Per gli sceneggiatori non dev’essere stato facile scrivere l’ultima stagione. Giunti agli episodi chiave hanno dovuto decidere chi far vincere e chi no e questo ha profondamente diviso il popolo di Trono di Spade.

È successo in pratica quello che accade nella politica reale. Mai prendere una decisione controversa, mai dire cosa si pensa fino in fondo, mai far valere il merito sul punto di vista più popolare: si è subito sommersi da una marea di insulti. Nel nostro caso tutti si sentono registi, fotografi, sceneggiatori, esperti in effetti speciali. La sorte toccata agli scrittori di Trono di Spade insomma non ha nulla da invidiare ai politici di oggi.

In questo clima negativo verso gli autori cresce l’attesa e si sprecano le ipotesi su come andranno le cose. Chi ha visto la quinta puntata un’idea comunque se l’è fatta.

Le più accreditate alla vittoria finale sono le donne. Cersei Lannister si è eliminata da sola. Convinta di poter vincere la battaglia decisiva con un’armata di mercenari e un colpo di fortuna, non ha voluto sentir ragioni e non ha preso atto per tempo che l’assedio non le dava alcuna speranza. Ha provocato la sua avversaria in ogni modo: per sfregio ha decapitato brutalmente l’amica Missandei, ha offerto donne e bambine al fuoco del drago, ha rifiutato ogni compromesso. Nei panni di Daenerys era oggettivamente difficile immaginare un accordo. Altrettanto poco disponibile appare Sansa Stark, più interessata a vanificare in ogni modo i tentativi di Jon Snow di tenere insieme il Nord come alleato fedele della regina venuta da Sud. Anche Arya sembra troppo legata al suo ruolo di ragazza-guerriera per aspirare a ruolo politici (oltre che familiari).

Ancora più ristretta la rosa dei candidati maschili: Jon Snow – l’erede legittimo dei Targaryen con sangue Stark nelle vene – ha rifiutato di sposare la zia-regina che lo ama. Dovrebbe eliminarla, come immaginano molti, sospettando la sua pazzia. Ma anche questa ipotesi sembra davvero lontana dal Jon Snow ormai appagato dalla vittoria riportata sull’esercito della Notte e disinteressato dal potere. È più probabile che decida il ritiro nel profondo Nord, dove lo aspettano i suoi veri amici e il fedele metalupo. Il nano Tyrion dovrebbe dare seguito – come prevedono molti – al volere del suo amico Varys, che però non ha esitato a tradire e a far giustiziare. Oppure dovrebbe risposare Sansa, come molti auspicano. Senza contare che egli sarebbe l’ennesimo re Lannister a salire sul trono, ultimo superstite di una famiglia che ha fatto di tutto per farsi distruggere.

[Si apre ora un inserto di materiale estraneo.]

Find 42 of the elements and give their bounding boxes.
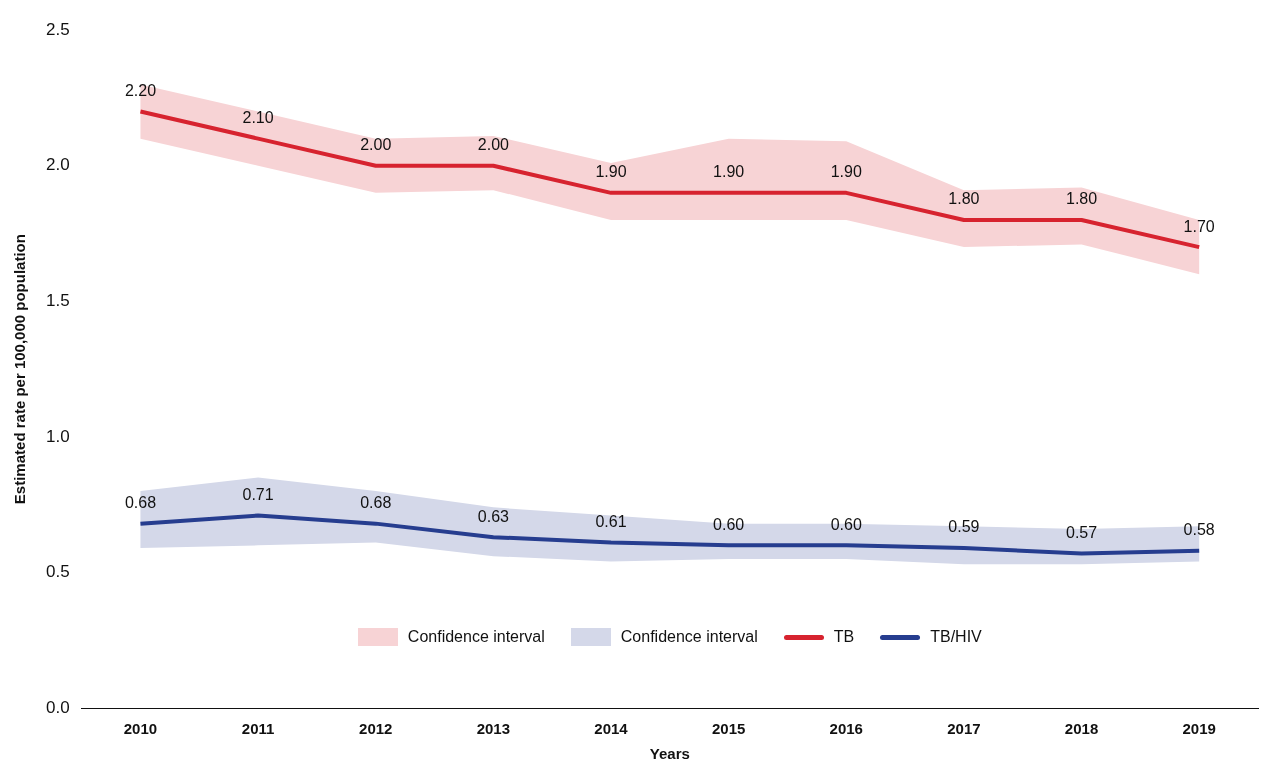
y-tick-label: 2.5: [45, 19, 70, 39]
data-label: 0.60: [713, 515, 745, 533]
x-tick-label: 2018: [1064, 720, 1099, 738]
data-label: 0.68: [124, 494, 157, 512]
y-tick-label: 1.5: [45, 291, 70, 311]
y-tick-label: 1.0: [45, 426, 70, 446]
data-label: 0.71: [242, 485, 274, 503]
data-label: 1.70: [1183, 217, 1215, 235]
x-tick-label: 2013: [476, 720, 511, 738]
y-tick-label: 0.0: [45, 697, 70, 717]
x-tick-label: 2010: [123, 720, 158, 738]
x-tick-label: 2011: [241, 720, 275, 738]
x-tick-label: 2014: [594, 720, 629, 738]
data-label: 1.90: [713, 163, 745, 181]
legend-label: TB/HIV: [930, 628, 982, 646]
x-tick-label: 2015: [711, 720, 746, 738]
data-label: 0.58: [1183, 521, 1215, 539]
data-label: 0.59: [948, 518, 980, 536]
data-label: 0.68: [360, 494, 392, 512]
data-label: 1.80: [948, 190, 980, 208]
data-label: 0.63: [477, 507, 510, 525]
y-tick-label: 0.5: [45, 562, 70, 582]
data-label: 2.00: [477, 136, 510, 154]
data-label: 2.00: [360, 136, 392, 154]
data-label: 2.20: [124, 81, 157, 99]
data-label: 0.61: [595, 513, 627, 531]
x-tick-label: 2016: [829, 720, 863, 738]
y-tick-label: 2.0: [45, 155, 70, 175]
data-label: 0.57: [1065, 523, 1098, 541]
x-tick-label: 2019: [1182, 720, 1216, 738]
x-tick-label: 2017: [947, 720, 981, 738]
data-label: 0.60: [830, 515, 862, 533]
data-label: 1.90: [595, 163, 627, 181]
y-axis-title: Estimated rate per 100,000 population: [11, 234, 29, 505]
x-axis-title: Years: [649, 745, 690, 763]
legend-label: TB: [833, 628, 855, 646]
annotation: Confidence interval: [407, 628, 545, 646]
data-label: 1.80: [1065, 190, 1098, 208]
annotation: Confidence interval: [620, 628, 758, 646]
data-label: 1.90: [830, 163, 862, 181]
x-tick-label: 2012: [359, 720, 393, 738]
data-label: 2.10: [242, 109, 274, 127]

C’è chi già paventa un governo tecnico guidato dal corvo con tre occhi, al secolo il giovane Bran Stark.

Si dà per scontato che la regina dei draghi sia nel frattempo impazzita, come accadde al padre. Daenarys è sicuramente scossa e duramente provata per tutto ciò che ha dovuto affrontare. Durante l’ultimo colloquio avuto con Jon Snow ha chiaramente detto di voler diventare una regina temuta più che amata. Ma la possibilità di un ribaltamento a sorpresa, con un improvviso colpo di scena mi sembra, a questo punto, davvero improbabile. È più ragionevole immaginare che la regina dei draghi regni da sola, con i suoi sensi di colpa e senza eredi, e che rimandi ad un futuro prossimo il momento di scegliere soluzioni di governo più democratiche. Insomma, non apparirà la fatidica scritta “e vissero tutti felici e contenti”.

Il Trono di Spade è una metafora del potere. E il potere non può essere mai sinonimo di felicità.